Cinlar’s course is a high-level mathematics course and a requirement for operations research and financial engineering majors. But it attracts students from a wide range of disciplines. In recent years, students from the other five engineering departments at Princeton have taken his class, and a fourth of his students are from outside engineering.
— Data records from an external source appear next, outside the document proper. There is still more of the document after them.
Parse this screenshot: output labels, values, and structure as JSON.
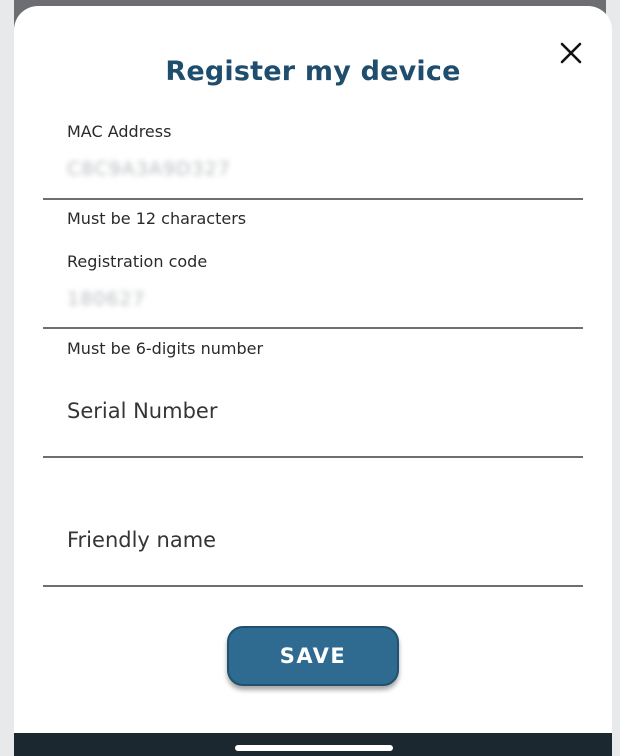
{
  "dialog": {
    "title": "Register my device",
    "close_icon": "close-icon"
  },
  "form": {
    "mac_address": {
      "label": "MAC Address",
      "value": "C8C9A3A9D327",
      "helper": "Must be 12 characters"
    },
    "registration_code": {
      "label": "Registration code",
      "value": "180627",
      "helper": "Must be 6-digits number"
    },
    "serial_number": {
      "placeholder": "Serial Number"
    },
    "friendly_name": {
      "placeholder": "Friendly name"
    }
  },
  "actions": {
    "save_label": "SAVE"
  },
  "colors": {
    "title": "#1e4d6e",
    "button": "#2f6a90",
    "bottom_bar": "#1b2830"
  }
}
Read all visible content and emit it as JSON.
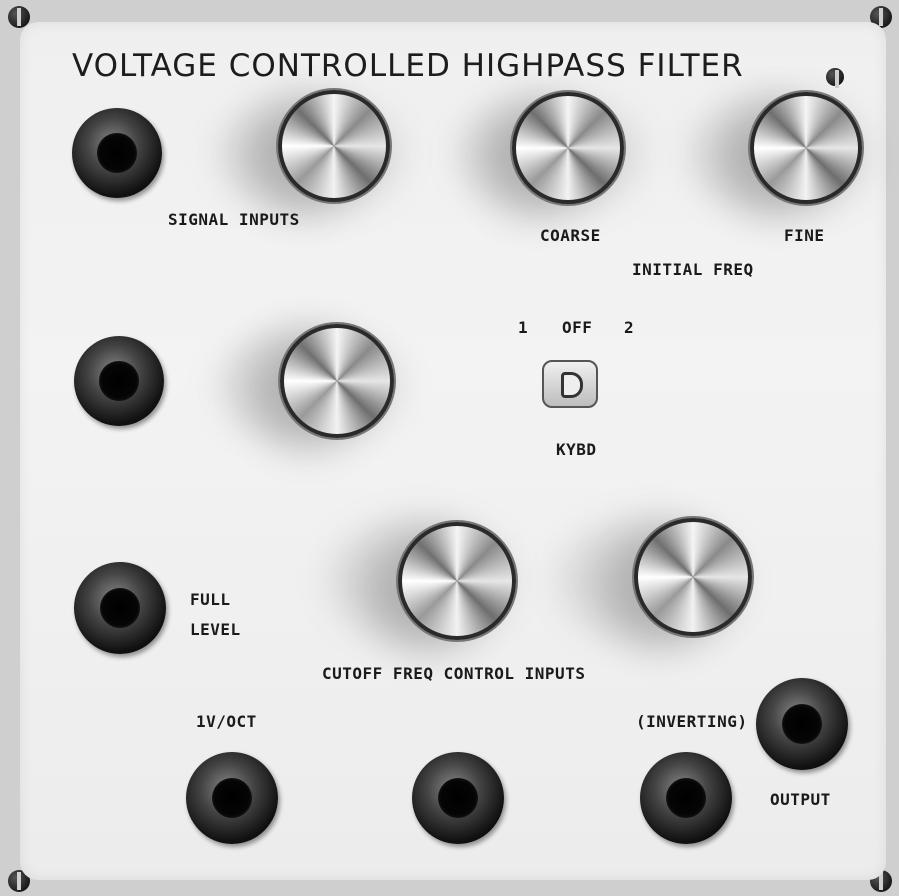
{
  "panel": {
    "title": "VOLTAGE CONTROLLED HIGHPASS FILTER"
  },
  "labels": {
    "signal_inputs": "SIGNAL INPUTS",
    "coarse": "COARSE",
    "fine": "FINE",
    "initial_freq": "INITIAL FREQ",
    "switch_1": "1",
    "switch_off": "OFF",
    "switch_2": "2",
    "kybd": "KYBD",
    "full": "FULL",
    "level": "LEVEL",
    "cutoff_freq_control_inputs": "CUTOFF FREQ CONTROL INPUTS",
    "v_oct": "1V/OCT",
    "inverting": "(INVERTING)",
    "output": "OUTPUT"
  },
  "colors": {
    "panel": "#efefef",
    "frame": "#cfcfcf",
    "text": "#1a1a1a"
  }
}
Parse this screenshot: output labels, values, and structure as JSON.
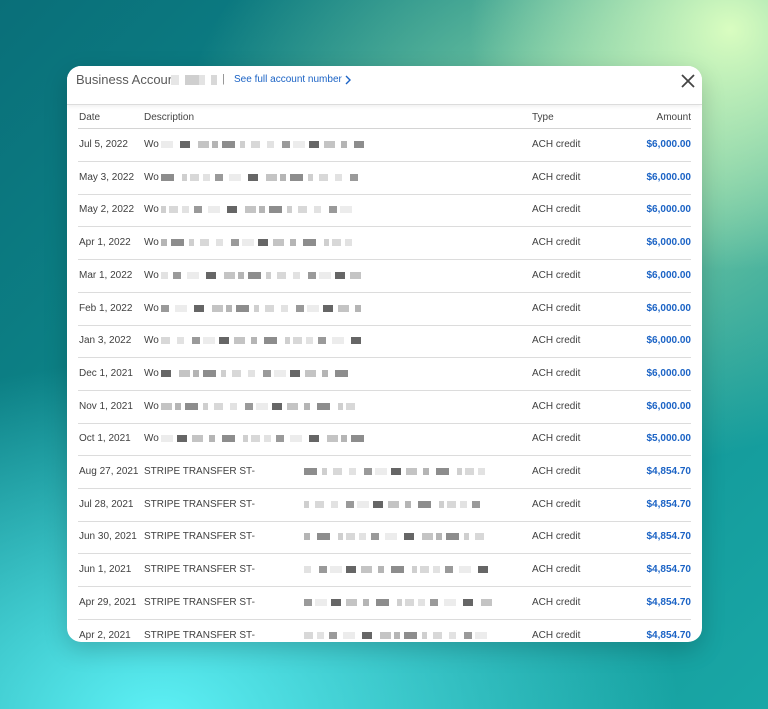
{
  "header": {
    "account_label": "Business Account",
    "separator": "|",
    "see_full_label": "See full account number"
  },
  "table": {
    "columns": {
      "date": "Date",
      "description": "Description",
      "type": "Type",
      "amount": "Amount"
    },
    "rows": [
      {
        "date": "Jul 5, 2022",
        "description": "Wo",
        "type": "ACH credit",
        "amount": "$6,000.00"
      },
      {
        "date": "May 3, 2022",
        "description": "Wo",
        "type": "ACH credit",
        "amount": "$6,000.00"
      },
      {
        "date": "May 2, 2022",
        "description": "Wo",
        "type": "ACH credit",
        "amount": "$6,000.00"
      },
      {
        "date": "Apr 1, 2022",
        "description": "Wo",
        "type": "ACH credit",
        "amount": "$6,000.00"
      },
      {
        "date": "Mar 1, 2022",
        "description": "Wo",
        "type": "ACH credit",
        "amount": "$6,000.00"
      },
      {
        "date": "Feb 1, 2022",
        "description": "Wo",
        "type": "ACH credit",
        "amount": "$6,000.00"
      },
      {
        "date": "Jan 3, 2022",
        "description": "Wo",
        "type": "ACH credit",
        "amount": "$6,000.00"
      },
      {
        "date": "Dec 1, 2021",
        "description": "Wo",
        "type": "ACH credit",
        "amount": "$6,000.00"
      },
      {
        "date": "Nov 1, 2021",
        "description": "Wo",
        "type": "ACH credit",
        "amount": "$6,000.00"
      },
      {
        "date": "Oct 1, 2021",
        "description": "Wo",
        "type": "ACH credit",
        "amount": "$5,000.00"
      },
      {
        "date": "Aug 27, 2021",
        "description": "STRIPE TRANSFER ST-",
        "type": "ACH credit",
        "amount": "$4,854.70"
      },
      {
        "date": "Jul 28, 2021",
        "description": "STRIPE TRANSFER ST-",
        "type": "ACH credit",
        "amount": "$4,854.70"
      },
      {
        "date": "Jun 30, 2021",
        "description": "STRIPE TRANSFER ST-",
        "type": "ACH credit",
        "amount": "$4,854.70"
      },
      {
        "date": "Jun 1, 2021",
        "description": "STRIPE TRANSFER ST-",
        "type": "ACH credit",
        "amount": "$4,854.70"
      },
      {
        "date": "Apr 29, 2021",
        "description": "STRIPE TRANSFER ST-",
        "type": "ACH credit",
        "amount": "$4,854.70"
      },
      {
        "date": "Apr 2, 2021",
        "description": "STRIPE TRANSFER ST-",
        "type": "ACH credit",
        "amount": "$4,854.70"
      }
    ]
  },
  "colors": {
    "amount": "#1b63c5",
    "link": "#1b63c5",
    "background_teal": "#0d8a8c",
    "background_lime": "#d9fdc0"
  },
  "icons": {
    "close": "close-icon",
    "chevron": "chevron-right-icon"
  }
}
His class has included students majoring in mathematics, physics, molecular biology, psychology, sociology, German and classics.

One of the world’s leading experts in probability theory, Cinlar won the engineering school’s Distinguished Teacher Award in 2007 and has received multiple Excellence in Teaching awards from the student Engineering Councils.

As word of his superb teaching has spread, the course has seen a large jump in enrollment. In the 2006-2007 academic year, 103 students took his class; in 2007-2008, that number was 144.

Classics major Lauren Hannah ’06 took Cinlar’s class and wrote her senior thesis on “Modeling Ancient Epidemics: Athens in 430 to 426 BCE and Constantinople in 542 CE.” In Cinlar’s course, Hannah found a new career trajectory: She is now a graduate student in the Department of Operations Research and Financial Engineering.